December 18
Pedro Pablo Abarca Aranda
On this date in 1719, Spanish statesman Pedro Pablo Abarca de Bolea y Jiménez de Urrea, later the 10th count of Aranda, was born in northern Aragon. He started ecclesiastical studies in the seminary of Bologna, but at age 18 changed to the Military School of Parma. In 1740 he was severely wounded in combat in the War of the Austrian Succession. He then lived in Paris, where he met Diderot and Voltaire and studied the Encyclopédie and Enlightenment movements.
After an ambassadorship to Poland, Aranda became governor of Valencia in 1764. When Charles III was driven from the capital in a 1766 riot, he summoned Aranda to Madrid and made him president of the Council of Castile. Until 1773 he was the most important government minister in Spain. He restored order and aided the king in his work of administrative reform.
Perhaps his greatest achievement, which endeared him throughout Europe to the philosophical and anti-clerical parties, was his work on behalf of the suppression and expulsion of the Jesuits, whom the king considered responsible for the 1766 riot. Aranda was well-known to American revolutionaries as a supporter. His open sympathy with the French Revolution in 1789 brought him into collision with reactionary forces in Spain and he was imprisoned for a short time at Granada and threatened with a trial by the Inquisition. The proceedings did not go beyond the preliminary stage and he died at age 80. (D. 1798)
Susan Sackett
On this date in 1943, Susan Sackett was born in New York City. Growing up in both Connecticut and Florida, Sackett dreamed of working in Hollywood. After receiving a bachelor’s (1964) and master’s of education (1965) from the University of Florida in Gainesville, she taught at an elementary school in Miami for two years. Deciding to pursue her dream, she quit her teaching job, moved to Los Angeles and spent the next four years working as a publicity assistant and commercial coordinator for NBC.

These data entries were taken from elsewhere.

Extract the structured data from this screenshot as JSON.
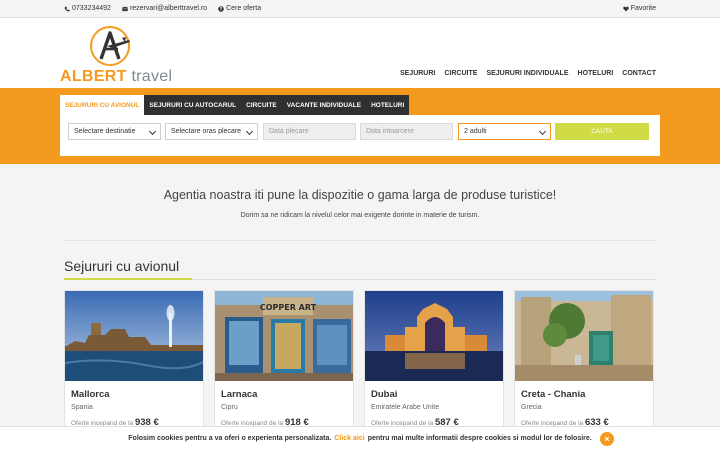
{
  "topbar": {
    "phone": "0733234492",
    "email": "rezervari@alberttravel.ro",
    "quote": "Cere oferta",
    "favorites": "Favorite"
  },
  "logo": {
    "brand_part1": "ALBERT",
    "brand_part2": "travel"
  },
  "nav": [
    "SEJURURI",
    "CIRCUITE",
    "SEJURURI INDIVIDUALE",
    "HOTELURI",
    "CONTACT"
  ],
  "tabs": [
    "SEJURURI CU AVIONUL",
    "SEJURURI CU AUTOCARUL",
    "CIRCUITE",
    "VACANTE INDIVIDUALE",
    "HOTELURI"
  ],
  "search": {
    "destination": "Selectare destinatie",
    "departure_city": "Selectare oras plecare",
    "date_start_placeholder": "Data plecare",
    "date_return_placeholder": "Data intoarcere",
    "adults": "2 adulti",
    "button": "CAUTA"
  },
  "intro": {
    "tagline": "Agentia noastra iti pune la dispozitie o gama larga de produse turistice!",
    "subtitle": "Dorim sa ne ridicam la nivelul celor mai exigente dorinte in materie de turism."
  },
  "section": {
    "title": "Sejururi cu avionul"
  },
  "cards": [
    {
      "title": "Mallorca",
      "country": "Spania",
      "offer_prefix": "Oferte incepand de la",
      "price": "938 €"
    },
    {
      "title": "Larnaca",
      "country": "Cipru",
      "offer_prefix": "Oferte incepand de la",
      "price": "918 €"
    },
    {
      "title": "Dubai",
      "country": "Emiratele Arabe Unite",
      "offer_prefix": "Oferte incepand de la",
      "price": "587 €"
    },
    {
      "title": "Creta - Chania",
      "country": "Grecia",
      "offer_prefix": "Oferte incepand de la",
      "price": "633 €"
    }
  ],
  "cookie": {
    "text_before": "Folosim cookies pentru a va oferi o experienta personalizata.",
    "link": "Click aici",
    "text_after": "pentru mai multe informatii despre cookies si modul lor de folosire.",
    "close": "×"
  },
  "colors": {
    "accent": "#f39a1f",
    "button": "#cfdc45",
    "tab_dark": "#303030"
  }
}
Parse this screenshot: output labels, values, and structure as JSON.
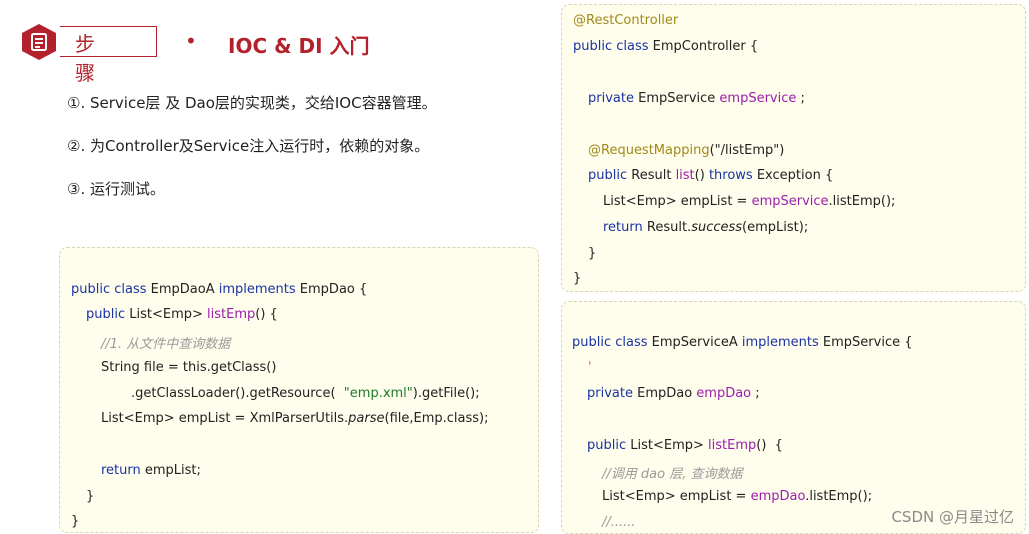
{
  "header": {
    "step_label": "步骤",
    "bullet": "•",
    "title": "IOC & DI 入门",
    "icon": "document-icon",
    "accent_color": "#b3222c"
  },
  "steps": [
    "①. Service层 及 Dao层的实现类，交给IOC容器管理。",
    "②. 为Controller及Service注入运行时，依赖的对象。",
    "③. 运行测试。"
  ],
  "code_dao": {
    "l1": [
      "public class",
      " EmpDaoA ",
      "implements",
      " EmpDao {"
    ],
    "l2": [
      "public",
      " List<Emp> ",
      "listEmp",
      "() {"
    ],
    "l3": "//1. 从文件中查询数据",
    "l4": "String file = this.getClass()",
    "l5": [
      ".getClassLoader().getResource(  ",
      "\"emp.xml\"",
      ").getFile();"
    ],
    "l6": [
      "List<Emp> empList = XmlParserUtils.",
      "parse",
      "(file,Emp.class);"
    ],
    "l7": [
      "return",
      " empList;"
    ],
    "l8": "}",
    "l9": "}"
  },
  "code_controller": {
    "l1": "@RestController",
    "l2": [
      "public class",
      " EmpController {"
    ],
    "l3": [
      "private",
      " EmpService ",
      "empService",
      " ;"
    ],
    "l4": [
      "@RequestMapping",
      "(\"/listEmp\")"
    ],
    "l5": [
      "public",
      " Result ",
      "list",
      "() ",
      "throws",
      " Exception {"
    ],
    "l6": [
      "List<Emp> empList = ",
      "empService",
      ".listEmp();"
    ],
    "l7": [
      "return",
      " Result.",
      "success",
      "(empList);"
    ],
    "l8": "}",
    "l9": "}"
  },
  "code_service": {
    "l1": [
      "public class",
      " EmpServiceA ",
      "implements",
      " EmpService {"
    ],
    "caret": "'",
    "l2": [
      "private",
      " EmpDao ",
      "empDao",
      " ;"
    ],
    "l3": [
      "public",
      " List<Emp> ",
      "listEmp",
      "()  {"
    ],
    "l4": "//调用 dao 层, 查询数据",
    "l5": [
      "List<Emp> empList = ",
      "empDao",
      ".listEmp();"
    ],
    "l6": "//......"
  },
  "watermark": "CSDN @月星过亿"
}
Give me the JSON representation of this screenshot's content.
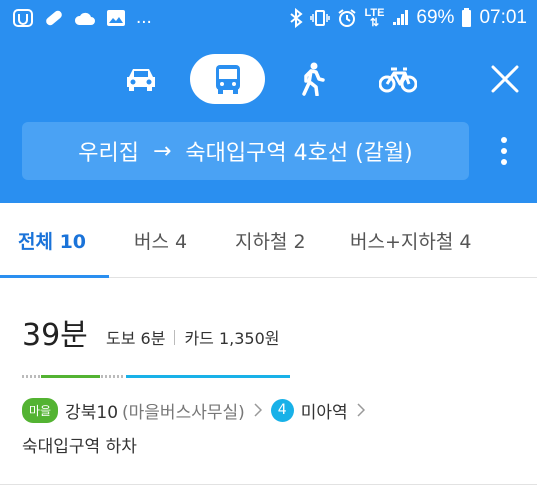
{
  "status_bar": {
    "left_icons": [
      "app-notification-icon",
      "pill-icon",
      "cloud-icon",
      "image-icon"
    ],
    "ellipsis": "...",
    "right_icons": [
      "bluetooth-icon",
      "vibrate-icon",
      "alarm-icon",
      "lte-icon",
      "signal-icon",
      "battery-icon"
    ],
    "lte_label": "LTE",
    "battery_percent": "69%",
    "time": "07:01"
  },
  "transport_modes": {
    "items": [
      {
        "name": "car",
        "icon": "car-icon",
        "active": false
      },
      {
        "name": "bus",
        "icon": "bus-icon",
        "active": true
      },
      {
        "name": "walk",
        "icon": "walk-icon",
        "active": false
      },
      {
        "name": "bike",
        "icon": "bike-icon",
        "active": false
      }
    ],
    "close_icon": "close-icon"
  },
  "route": {
    "origin": "우리집",
    "arrow": "→",
    "destination": "숙대입구역 4호선 (갈월)"
  },
  "tabs": [
    {
      "label": "전체 10",
      "active": true
    },
    {
      "label": "버스 4",
      "active": false
    },
    {
      "label": "지하철 2",
      "active": false
    },
    {
      "label": "버스+지하철 4",
      "active": false
    }
  ],
  "result": {
    "duration": "39분",
    "walk": "도보 6분",
    "fare": "카드 1,350원",
    "bus_badge": "마을",
    "bus_name": "강북10",
    "bus_detail": "(마을버스사무실)",
    "line_number": "4",
    "station": "미아역",
    "alight": "숙대입구역 하차"
  },
  "colors": {
    "header": "#2a8ff0",
    "village_bus": "#53b332",
    "line4": "#18b1e8",
    "active_tab": "#1a73d9"
  }
}
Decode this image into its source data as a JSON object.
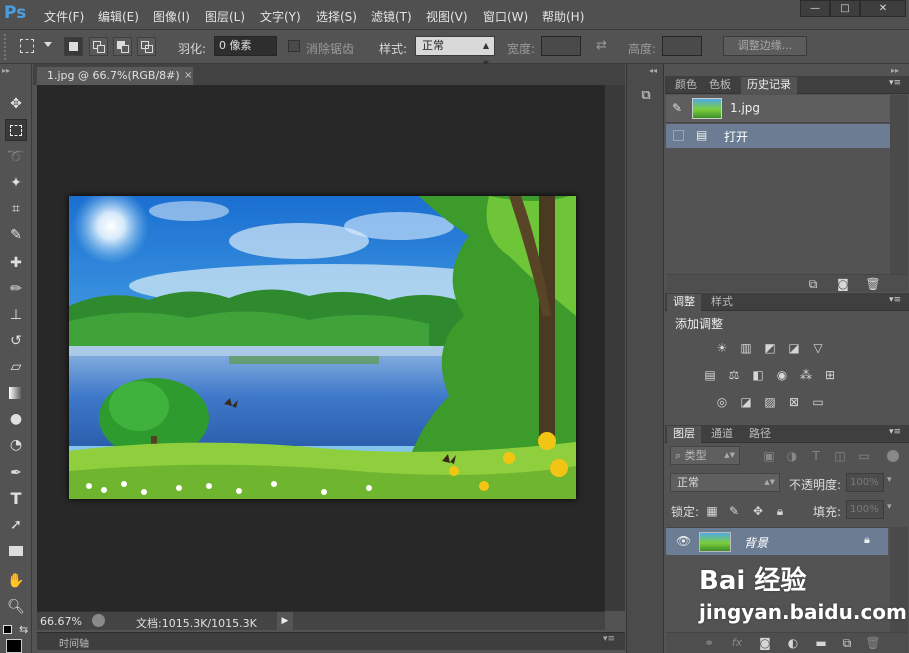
{
  "app": {
    "logo": "Ps"
  },
  "menu": [
    "文件(F)",
    "编辑(E)",
    "图像(I)",
    "图层(L)",
    "文字(Y)",
    "选择(S)",
    "滤镜(T)",
    "视图(V)",
    "窗口(W)",
    "帮助(H)"
  ],
  "window_controls": {
    "minimize": "—",
    "maximize": "□",
    "close": "✕"
  },
  "options": {
    "feather_label": "羽化:",
    "feather_value": "0 像素",
    "antialias_label": "消除锯齿",
    "style_label": "样式:",
    "style_value": "正常",
    "width_label": "宽度:",
    "height_label": "高度:",
    "refine_edge_button": "调整边缘..."
  },
  "document": {
    "tab_title": "1.jpg @ 66.7%(RGB/8#)",
    "zoom": "66.67%",
    "doc_size": "文档:1015.3K/1015.3K",
    "timeline_label": "时间轴"
  },
  "panels": {
    "top_tabs": [
      "颜色",
      "色板",
      "历史记录"
    ],
    "history": {
      "snapshot_name": "1.jpg",
      "items": [
        {
          "label": "打开"
        }
      ]
    },
    "adjust_tabs": [
      "调整",
      "样式"
    ],
    "adjust_title": "添加调整",
    "layers_tabs": [
      "图层",
      "通道",
      "路径"
    ],
    "kind_filter": "类型",
    "blend_mode": "正常",
    "opacity_label": "不透明度:",
    "opacity_value": "100%",
    "lock_label": "锁定:",
    "fill_label": "填充:",
    "fill_value": "100%",
    "layers": [
      {
        "name": "背景",
        "visible": true,
        "locked": true
      }
    ]
  },
  "watermark": {
    "brand": "Bai 经验",
    "url": "jingyan.baidu.com"
  },
  "colors": {
    "accent": "#4a9fe0",
    "selected_row": "#6b7c93",
    "panel_bg": "#535353",
    "canvas_bg": "#282828"
  }
}
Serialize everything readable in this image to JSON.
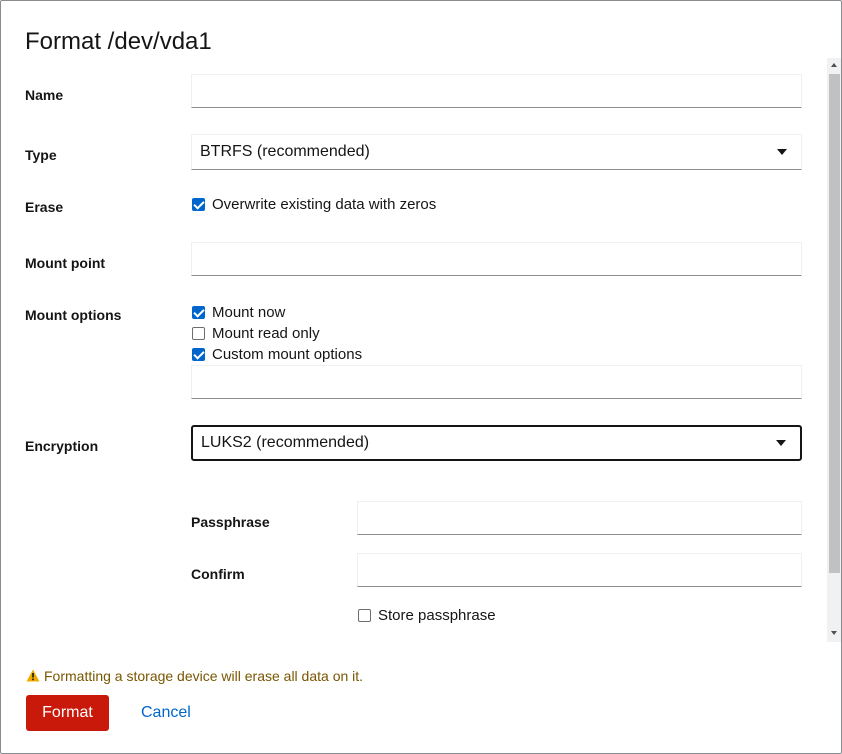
{
  "dialog": {
    "title": "Format /dev/vda1",
    "fields": {
      "name": {
        "label": "Name",
        "value": ""
      },
      "type": {
        "label": "Type",
        "selected": "BTRFS (recommended)"
      },
      "erase": {
        "label": "Erase",
        "option": "Overwrite existing data with zeros",
        "checked": true
      },
      "mount_point": {
        "label": "Mount point",
        "value": ""
      },
      "mount_options": {
        "label": "Mount options",
        "mount_now": {
          "label": "Mount now",
          "checked": true
        },
        "read_only": {
          "label": "Mount read only",
          "checked": false
        },
        "custom": {
          "label": "Custom mount options",
          "checked": true
        },
        "custom_value": ""
      },
      "encryption": {
        "label": "Encryption",
        "selected": "LUKS2 (recommended)"
      },
      "passphrase": {
        "label": "Passphrase",
        "value": ""
      },
      "confirm": {
        "label": "Confirm",
        "value": ""
      },
      "store_passphrase": {
        "label": "Store passphrase",
        "checked": false
      }
    },
    "warning": "Formatting a storage device will erase all data on it.",
    "buttons": {
      "format": "Format",
      "cancel": "Cancel"
    }
  },
  "colors": {
    "primary": "#c9190b",
    "link": "#0066cc",
    "checkbox": "#0066cc",
    "warning": "#795600",
    "warning_icon": "#f0ab00"
  },
  "icons": {
    "warning": "warning-triangle-icon",
    "caret": "caret-down-icon"
  }
}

In August 1974, Sackett met and became the personal executive assistant of Gene Roddenberry, the creator of the legendary television series “Star Trek.” Sackett served as a production assistant for the first “Star Trek” film (1979) and worked closely with Roddenberry on the next five “Star Trek” movies. Working as a production associate during the first five seasons of “Star Trek: The Next Generation,” (1987-94), Sackett and writing partner Fred Bronson sold several stories and teleplays to the series. She worked for Roddenberry for 17 years until his death in October 1991.
Sackett has written several books, including Letters to Star Trek (1977), Star Trek Speaks! (1979, with Fred and Stan Goldstein), The Making of Star Trek: The Motion Picture (1980, with Roddenberry) and a memoir, Inside Trek (2002). She also wrote You Can Be a Game Show Contestant and Win! (1982, with Cheryl Blythe), Primetime Hits (1993) and Hollywood Sings! (1995).
Sackett is a member of MENSA, the Academy of Television Arts and Sciences and the Writer’s Guild of America. She moved to Arizona and became active in her local American Humanist Association chapter in 1994. She has been an FFRF member since 1995 and became a Lifetime Member in 2007.
“I cannot find any good evidence for the existence of any gods, so I am ‘without a god’ — an atheist.”